Серафима добралась до деревни лишь к вечеру. Она вся промокла насквозь - дождь не прекращался ни на минуту, но мысли её были не об этом. Она спешила домой. Скорее всего, приказ только завтра приведут в исполнение. А сегодня она успеет предупредить отца. Правда, что делать - она не могла решить. Бежать? Куда? Да и получится ли убежать? Увести коров, спрятать? Но если на отца донесли, то скорре всего, коровы - это только повод его оклеветать, значит нет смысла уводить кормилиц: найдётся другая причина.
Серафима шла, еле передвигая ноги. Глина ошмётками слетала с лаптей, когда она останавливалась и пыталась стряхнуть эту лишнюю тяжесть. Вот уже и дом виден, в окнах свет. Она открыла калитку и почти бегом ринулась к крыльцу.

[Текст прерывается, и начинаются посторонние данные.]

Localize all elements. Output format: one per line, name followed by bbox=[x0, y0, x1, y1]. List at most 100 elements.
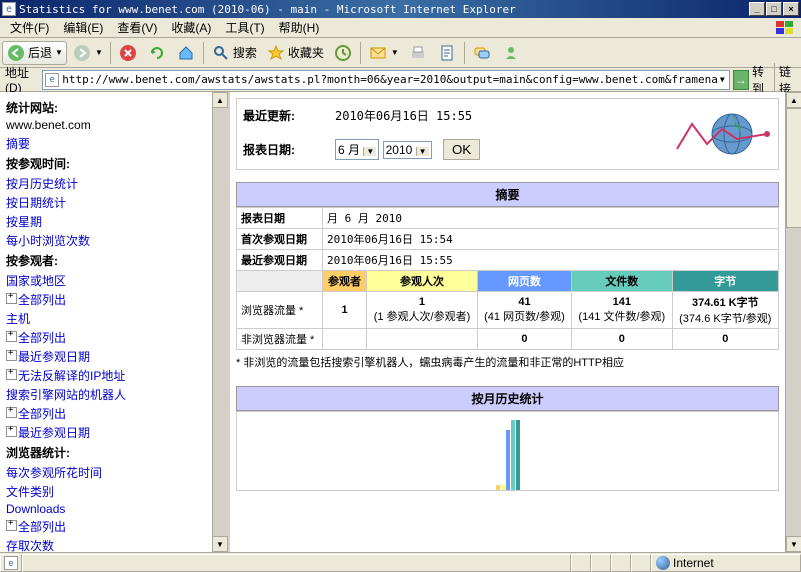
sidebar-link-summary[interactable]: 摘要 bbox=[6, 134, 202, 153]
sidebar-link-downloads-all[interactable]: 全部列出 bbox=[6, 517, 202, 536]
home-icon bbox=[176, 43, 196, 63]
scroll-up-icon[interactable]: ▲ bbox=[786, 92, 801, 108]
edit-icon bbox=[437, 43, 457, 63]
menubar: 文件(F) 编辑(E) 查看(V) 收藏(A) 工具(T) 帮助(H) bbox=[0, 18, 801, 38]
scroll-thumb[interactable] bbox=[786, 108, 801, 228]
col-files: 文件数 bbox=[572, 271, 673, 292]
menu-favorites[interactable]: 收藏(A) bbox=[165, 17, 217, 38]
first-visit-value: 2010年06月16日 15:54 bbox=[323, 229, 779, 250]
go-button[interactable]: → bbox=[733, 70, 749, 90]
globe-icon bbox=[656, 556, 670, 570]
chart-bar-files bbox=[511, 420, 515, 490]
mail-icon bbox=[368, 43, 388, 63]
table-row-notviewed: 非浏览器流量 * 0 0 0 bbox=[237, 329, 779, 350]
refresh-icon bbox=[147, 43, 167, 63]
forward-button[interactable]: ▼ bbox=[68, 41, 107, 65]
maximize-button[interactable]: □ bbox=[766, 2, 782, 16]
stop-icon bbox=[118, 43, 138, 63]
stop-button[interactable] bbox=[114, 41, 142, 65]
table-row-viewed: 浏览器流量 * 1 1(1 参观人次/参观者) 41(41 网页数/参观) 14… bbox=[237, 292, 779, 329]
menu-tools[interactable]: 工具(T) bbox=[219, 17, 270, 38]
address-url-text: http://www.benet.com/awstats/awstats.pl?… bbox=[62, 73, 718, 86]
sidebar-link-country[interactable]: 国家或地区 bbox=[6, 271, 202, 290]
main-scrollbar[interactable]: ▲ ▼ bbox=[785, 92, 801, 552]
print-icon bbox=[408, 43, 428, 63]
col-visitor: 参观者 bbox=[323, 271, 367, 292]
scroll-up-icon[interactable]: ▲ bbox=[212, 92, 228, 108]
stats-site-label: 统计网站: bbox=[6, 97, 202, 118]
sidebar-link-robots[interactable]: 搜索引擎网站的机器人 bbox=[6, 385, 202, 404]
address-input[interactable]: e http://www.benet.com/awstats/awstats.p… bbox=[42, 70, 729, 90]
chevron-down-icon[interactable]: ▼ bbox=[718, 75, 727, 84]
last-visit-label: 最近参观日期 bbox=[237, 250, 323, 271]
scroll-down-icon[interactable]: ▼ bbox=[212, 536, 228, 552]
monthly-chart bbox=[236, 411, 779, 491]
discuss-button[interactable] bbox=[468, 41, 496, 65]
mail-button[interactable]: ▼ bbox=[364, 41, 403, 65]
sidebar-link-host-all[interactable]: 全部列出 bbox=[6, 328, 202, 347]
scroll-down-icon[interactable]: ▼ bbox=[786, 536, 801, 552]
refresh-button[interactable] bbox=[143, 41, 171, 65]
history-button[interactable] bbox=[329, 41, 357, 65]
chart-bar-pages bbox=[506, 430, 510, 490]
chart-bar-visits bbox=[501, 485, 505, 490]
sidebar-link-filetype[interactable]: 文件类别 bbox=[6, 482, 202, 501]
sidebar-link-robots-last[interactable]: 最近参观日期 bbox=[6, 423, 202, 442]
menu-file[interactable]: 文件(F) bbox=[4, 17, 55, 38]
sidebar-link-monthly[interactable]: 按月历史统计 bbox=[6, 174, 202, 193]
update-info-table: 最近更新: 2010年06月16日 15:55 报表日期: 6 月 ▼ 2010… bbox=[236, 98, 779, 170]
summary-table: 报表日期 月 6 月 2010 首次参观日期 2010年06月16日 15:54… bbox=[236, 207, 779, 350]
year-select[interactable]: 2010 ▼ bbox=[383, 141, 432, 159]
print-button[interactable] bbox=[404, 41, 432, 65]
sidebar-link-duration[interactable]: 每次参观所花时间 bbox=[6, 463, 202, 482]
messenger-button[interactable] bbox=[497, 41, 525, 65]
ie-icon: e bbox=[2, 2, 16, 16]
col-bytes: 字节 bbox=[672, 271, 778, 292]
sidebar-link-weekday[interactable]: 按星期 bbox=[6, 212, 202, 231]
sidebar-link-country-all[interactable]: 全部列出 bbox=[6, 290, 202, 309]
content-area: 统计网站: www.benet.com 摘要 按参观时间: 按月历史统计 按日期… bbox=[0, 92, 801, 552]
status-zone: Internet bbox=[651, 554, 801, 572]
report-period-value: 月 6 月 2010 bbox=[323, 208, 779, 229]
col-visits: 参观人次 bbox=[367, 271, 478, 292]
main-content: 最近更新: 2010年06月16日 15:55 报表日期: 6 月 ▼ 2010… bbox=[230, 92, 801, 552]
star-icon bbox=[266, 43, 286, 63]
awstats-logo bbox=[672, 104, 772, 164]
ok-button[interactable]: OK bbox=[443, 139, 480, 160]
summary-header: 摘要 bbox=[236, 182, 779, 207]
edit-button[interactable] bbox=[433, 41, 461, 65]
close-button[interactable]: × bbox=[783, 2, 799, 16]
sidebar-link-downloads[interactable]: Downloads bbox=[6, 501, 202, 517]
address-label: 地址(D) bbox=[3, 64, 39, 95]
sidebar-link-host-last[interactable]: 最近参观日期 bbox=[6, 347, 202, 366]
window-title: Statistics for www.benet.com (2010-06) -… bbox=[19, 3, 749, 16]
menu-view[interactable]: 查看(V) bbox=[111, 17, 163, 38]
favorites-button[interactable]: 收藏夹 bbox=[262, 41, 328, 65]
menu-edit[interactable]: 编辑(E) bbox=[57, 17, 109, 38]
search-button[interactable]: 搜索 bbox=[207, 41, 261, 65]
sidebar-link-host-unresolved[interactable]: 无法反解译的IP地址 bbox=[6, 366, 202, 385]
menu-help[interactable]: 帮助(H) bbox=[273, 17, 326, 38]
sidebar-link-access[interactable]: 存取次数 bbox=[6, 536, 202, 552]
discuss-icon bbox=[472, 43, 492, 63]
sidebar-link-host[interactable]: 主机 bbox=[6, 309, 202, 328]
window-titlebar: e Statistics for www.benet.com (2010-06)… bbox=[0, 0, 801, 18]
home-button[interactable] bbox=[172, 41, 200, 65]
toolbar: 后退 ▼ ▼ 搜索 收藏夹 ▼ bbox=[0, 38, 801, 68]
month-select[interactable]: 6 月 ▼ bbox=[335, 139, 379, 160]
sidebar-header-byvisitor: 按参观者: bbox=[6, 250, 202, 271]
monthly-header: 按月历史统计 bbox=[236, 386, 779, 411]
chart-bar-visitor bbox=[496, 485, 500, 490]
sidebar: 统计网站: www.benet.com 摘要 按参观时间: 按月历史统计 按日期… bbox=[0, 92, 230, 552]
sidebar-link-robots-all[interactable]: 全部列出 bbox=[6, 404, 202, 423]
back-button[interactable]: 后退 ▼ bbox=[2, 41, 67, 65]
sidebar-link-hourly[interactable]: 每小时浏览次数 bbox=[6, 231, 202, 250]
last-update-value: 2010年06月16日 15:55 bbox=[335, 109, 472, 123]
last-visit-value: 2010年06月16日 15:55 bbox=[323, 250, 779, 271]
sidebar-header-browser: 浏览器统计: bbox=[6, 442, 202, 463]
address-bar: 地址(D) e http://www.benet.com/awstats/aws… bbox=[0, 68, 801, 92]
history-icon bbox=[333, 43, 353, 63]
sidebar-link-daily[interactable]: 按日期统计 bbox=[6, 193, 202, 212]
minimize-button[interactable]: _ bbox=[749, 2, 765, 16]
sidebar-scrollbar[interactable]: ▲ ▼ bbox=[212, 92, 228, 552]
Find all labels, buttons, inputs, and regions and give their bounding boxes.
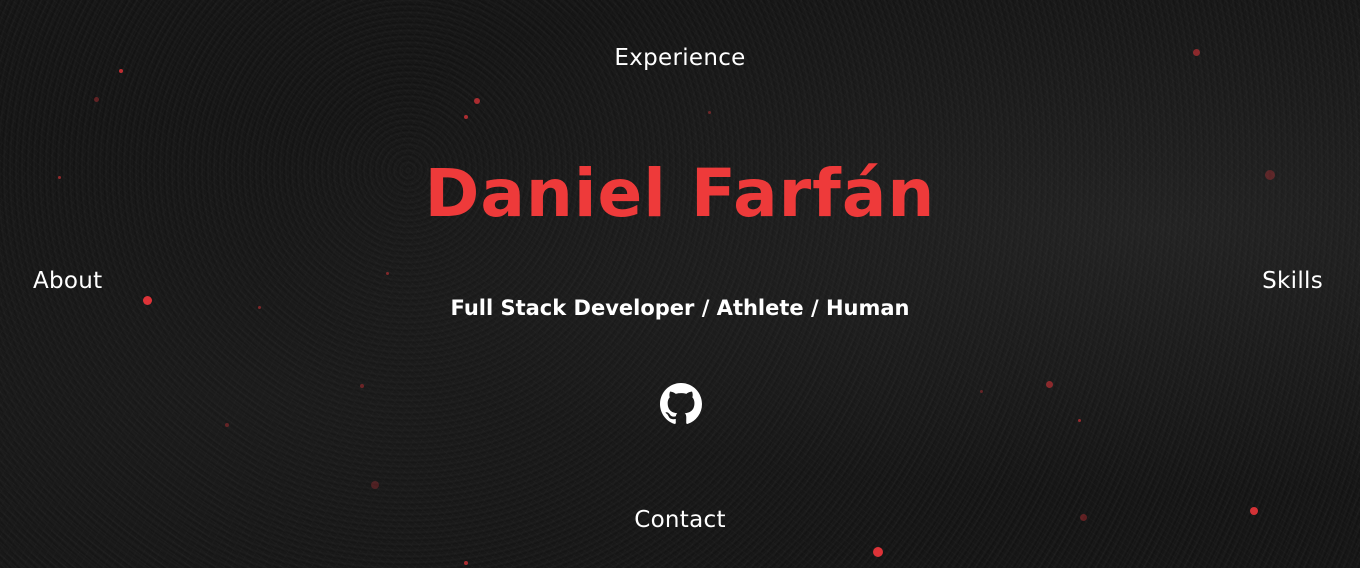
particle (873, 547, 883, 557)
nav-link-skills[interactable]: Skills (1262, 268, 1323, 294)
particle (980, 390, 983, 393)
nav-link-about[interactable]: About (33, 268, 103, 294)
background-texture (0, 0, 1360, 568)
particle (371, 481, 379, 489)
particle (474, 98, 480, 104)
particle (1078, 419, 1081, 422)
particle (464, 561, 468, 565)
page-subtitle: Full Stack Developer / Athlete / Human (450, 296, 910, 320)
particle (360, 384, 364, 388)
particle (94, 97, 99, 102)
particle (225, 423, 229, 427)
github-icon (660, 383, 702, 424)
page-title: Daniel Farfán (424, 155, 936, 232)
particle (464, 115, 468, 119)
nav-link-experience[interactable]: Experience (0, 45, 1360, 71)
particle (386, 272, 389, 275)
nav-link-contact[interactable]: Contact (0, 507, 1360, 533)
particle (708, 111, 711, 114)
particle (1046, 381, 1053, 388)
github-link[interactable] (660, 383, 702, 425)
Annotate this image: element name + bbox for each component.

Маша собирала на стол, напевая, гремела чугунками, отвернувшись к печке, и Серафима замерла на миг, невольно залюбовавшись сестрой. Она сама никогда не отличалась красотой: крепкое тело, маленькая грудь, не высокий рост. Лицо её вряд ли можно было назвать красивым. Только когда она улыбалась - светлые искорки, загораясь в глазах, освещали, казалось, всё лицо, а губы смущённо расплывались в улыбке и только тогда пропадала присущая строгость, черты смягчались, Серафима превращалась в миловидную девчушку. Сама же она вряд ли догадывалась об этом. Улыбалась она редко. Но при этом у неё не было ни капли зависти к красоте сестры. Серафима любила Машу всем сердцем и иногда, глядя на неё, вспоминала слова прабабушки Марфы:
"Бог каждого челоека для чего-то творит. Никто не рождается зря. Есть люди, которые живут, чтобы Землю собой красить. Всё в них ладно: и стать, и лицо, и улыбка. И глянут они и шагнут - залюбуешься, настолько совершенно каждое их движение. Для того их, видно, создал Бог, чтобы радовались другие люди, глядя на них. Чтобы помнили о том, сколько красоты вокруг сотворено. А другие рождены, чтобы делами своими, поступками добро творить и тоже украшать, значит. И не внешней красотой они полны, а внутренней. Есть такие, кто для других рождаются. Горько понимать это, трудно. Но бывает так, точно бывает. Это вот как дубок молодой: падает на землю сотня желудей, а прирастёт один и он один сильным деревом станет. Только чтобы он вырос да в полную силу свою поднялся, десятки желудей сгнили рядом, дабы удобрить землю, на коей он растёт. Так и у людей бывает, девочка. Мы скорбим, когда видим, как погибают люди - честные люди, хорошие. Только после скорби-то подумать бы нам, да понять: он не только за себя на небеса ушёл, но за каждого из нас. И мы, жить оставшиеся, помнить должны. И так жить, чтобы оправдать эту жертву: добром служить, сердцем своим. Стремиться так прожить жизнь, чтобы не совестно перед собой и перед Богом было."
Серафима улыбнулась. Машку Бог точно для красоты и радости создал. Мария обернулась и лицо её озарилось улыбкой:
- Сима! Милая! Радость какая! Давно не была ты. Ну проходи, проходи скорей. Замёрзла вся, дай руки. Ледяные ведь. Давай, давай, снимай свою одёжу. Сейчас на печку кину, просохнет быстро. Устала с дороги. А у меня ужин готов, сейчас отец с матерью придут и Гришка, за стол садиться будем. Как я рада, что ты приехала! - шебетала Маша, не умолкая и обнимая сестру.
- А где они? - спросила Серафима и сердце предательски ёкнуло.
- Да, в кузнице. Тятя с Гришей задержались, ну мама и пошла за ними. По дождю такому. Промокли тоже все, как пить дать. Ну давай же, давай, проходи, умойся. Я сейчас ширинку принесу, вытереться. А вот и они... - произнесла Маша, услышав топот на крыльце, и замерла, обернувшись к открывшейся двери.
- Здесь Николай Степанович живёт Елизаров? - на пороге их дома стоял краснооармеец в серой шинели, вымокшей от дождя.
- Здесь, - одновременно откликнулись девушки. Внутри у Маши всё замерло. Вчера её подруга Катерина рассказывала, как забрали её отца: он отказался вступить в колхоз и отдать под раздел своё имущество, нажитое тяжёлым трудом. Мария, сглотнув комок в горле, спросила: - Вы зачем пожаловали к нам?
Но тут Серафима выступила вперёд:
- Нет родителей дома. В город уехали вчера. Вернутся дня через три, не раньше, - сказала она и тут же охнула от резкой боли, когда один из непрошенных гостей схватил её резко за руку, заломил за спину и прошипел в самое ухо:
- Укрывать вздумала? Говори, где мать?